En effet, alors qu’elle rêve de réaliser un film se passant dans un hôpital, plus précisément dans un service de gériatrie, les deux producteurs vont la persuader de déplacer l’action, d’abord dans un haras, puis de faire carrément de ses héroïnes des prostituées. Ce n’est qu’une des multiples concessions qui lui seront imposées, toujours saupoudrées d’une rare hypocrisie et d’une bonne dose de chantage à la création.
Si le livre ne se lit pas forcément comme un voyage dans le monde tortueux de la production et des studios cinématographiques, il peut tout à fait se lire comme un roman comique, et des plus efficaces. Le style de Sylvie Testud, ce sont surtout des phrases courtes, des dialogues, les pensées intérieures du personnage qui suivent de près ce qu’il vient de dire ou ce qu’il vient d’entendre, quelque chose de rapide et hors d’haleine, idéal pour faire sourire et rire le lecteur.

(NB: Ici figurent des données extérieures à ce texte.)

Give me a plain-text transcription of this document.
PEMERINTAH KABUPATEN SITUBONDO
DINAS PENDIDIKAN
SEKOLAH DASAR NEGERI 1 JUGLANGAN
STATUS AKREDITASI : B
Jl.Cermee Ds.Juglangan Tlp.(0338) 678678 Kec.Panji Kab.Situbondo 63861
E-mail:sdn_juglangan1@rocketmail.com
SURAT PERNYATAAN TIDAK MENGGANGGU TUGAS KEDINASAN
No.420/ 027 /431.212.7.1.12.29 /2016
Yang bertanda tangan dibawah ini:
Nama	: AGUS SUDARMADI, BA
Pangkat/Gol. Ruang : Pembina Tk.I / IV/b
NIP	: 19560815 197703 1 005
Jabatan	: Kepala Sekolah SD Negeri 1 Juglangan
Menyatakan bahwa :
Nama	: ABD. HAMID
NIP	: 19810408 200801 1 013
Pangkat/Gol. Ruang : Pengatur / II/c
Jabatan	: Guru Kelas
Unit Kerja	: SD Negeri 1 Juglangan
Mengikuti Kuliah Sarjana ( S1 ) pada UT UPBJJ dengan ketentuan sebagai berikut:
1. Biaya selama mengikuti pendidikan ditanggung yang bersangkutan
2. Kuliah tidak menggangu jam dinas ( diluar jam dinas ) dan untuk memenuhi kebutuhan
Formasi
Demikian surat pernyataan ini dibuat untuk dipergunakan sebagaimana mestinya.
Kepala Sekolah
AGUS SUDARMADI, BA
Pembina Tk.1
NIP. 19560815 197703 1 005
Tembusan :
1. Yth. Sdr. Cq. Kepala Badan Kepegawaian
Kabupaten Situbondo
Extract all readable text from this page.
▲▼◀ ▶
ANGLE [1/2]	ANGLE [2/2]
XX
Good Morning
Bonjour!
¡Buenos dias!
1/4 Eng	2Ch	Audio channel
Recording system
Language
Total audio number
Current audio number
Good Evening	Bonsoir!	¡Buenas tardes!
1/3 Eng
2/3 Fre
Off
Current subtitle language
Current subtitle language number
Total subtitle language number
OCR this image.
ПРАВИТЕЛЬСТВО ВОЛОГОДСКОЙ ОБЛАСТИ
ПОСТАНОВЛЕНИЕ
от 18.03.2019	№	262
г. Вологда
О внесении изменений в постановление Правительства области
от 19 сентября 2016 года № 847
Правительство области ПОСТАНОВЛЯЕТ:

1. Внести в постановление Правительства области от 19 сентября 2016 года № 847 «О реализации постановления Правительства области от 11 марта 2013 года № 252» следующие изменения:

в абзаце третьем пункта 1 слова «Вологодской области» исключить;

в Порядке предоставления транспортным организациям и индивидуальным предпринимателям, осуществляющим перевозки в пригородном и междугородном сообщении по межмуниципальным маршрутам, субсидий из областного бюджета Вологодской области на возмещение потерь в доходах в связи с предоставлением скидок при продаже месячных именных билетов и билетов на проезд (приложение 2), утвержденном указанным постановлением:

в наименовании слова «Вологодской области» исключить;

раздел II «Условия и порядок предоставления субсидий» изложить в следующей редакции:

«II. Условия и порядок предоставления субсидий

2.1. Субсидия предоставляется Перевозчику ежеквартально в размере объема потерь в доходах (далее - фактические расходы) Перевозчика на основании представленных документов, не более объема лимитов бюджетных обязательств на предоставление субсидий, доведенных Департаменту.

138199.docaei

L’univers entrevu du cinéma
Mais le roman donne aussi un aperçu très réussi du cinéma et de toutes les étapes nécessaires à la réalisation d’un film, en passant par le quotidien de tous les « acteurs » de cet univers : producteurs, agents, techniciens, scénaristes, réalisateurs, et bien entendu, comédiens.
Ces êtres, même caricaturaux et aux noms inventés, on se doute que Sylvie Testud les a croisés et côtoyés, et elle a le don pour croquer les personnes et les situations sur le vif. Et elle restitue à la perfection l’atmosphère plein d’artifices d’un tournage :
Est-ce que j’ai jamais ouvert une porte accrochée au couloir qui suivait ? Ai-je déjà marché dans une rue qui menait à la maison dans laquelle j’entrais ? Est-ce que j’ai déjà conduit une voiture qui n’était pas elle-même sur une autre voiture, pilotée par un homme qui conduisait exactement comme moi, pour faire croire que c’était moi qui conduisais ? (…)
Comme toutes les actrices, je me suis lavé les mains au-dessus d’éviers qui avaient un seau en guise d’évacuation, j’ai ouvert des robinets alimentés par des tuyaux en plastique. Et comme tout le monde, chaque fois que j’ai frappé à une porte, j’ai fait gaffe de ne pas frapper trop fort, de peur qu’elle ne s’écroule sur le machino couché derrière pour la maintenir debout.
Toute l’illusion du cinéma dans ce qu’il y a de plus quotidien : ouvrir une porte, marcher, se laver les mains. Pour Sylvie Testud, c’est le métier qui rentre, pour nous lecteur, c’est celui auquel on accède grâce à elle.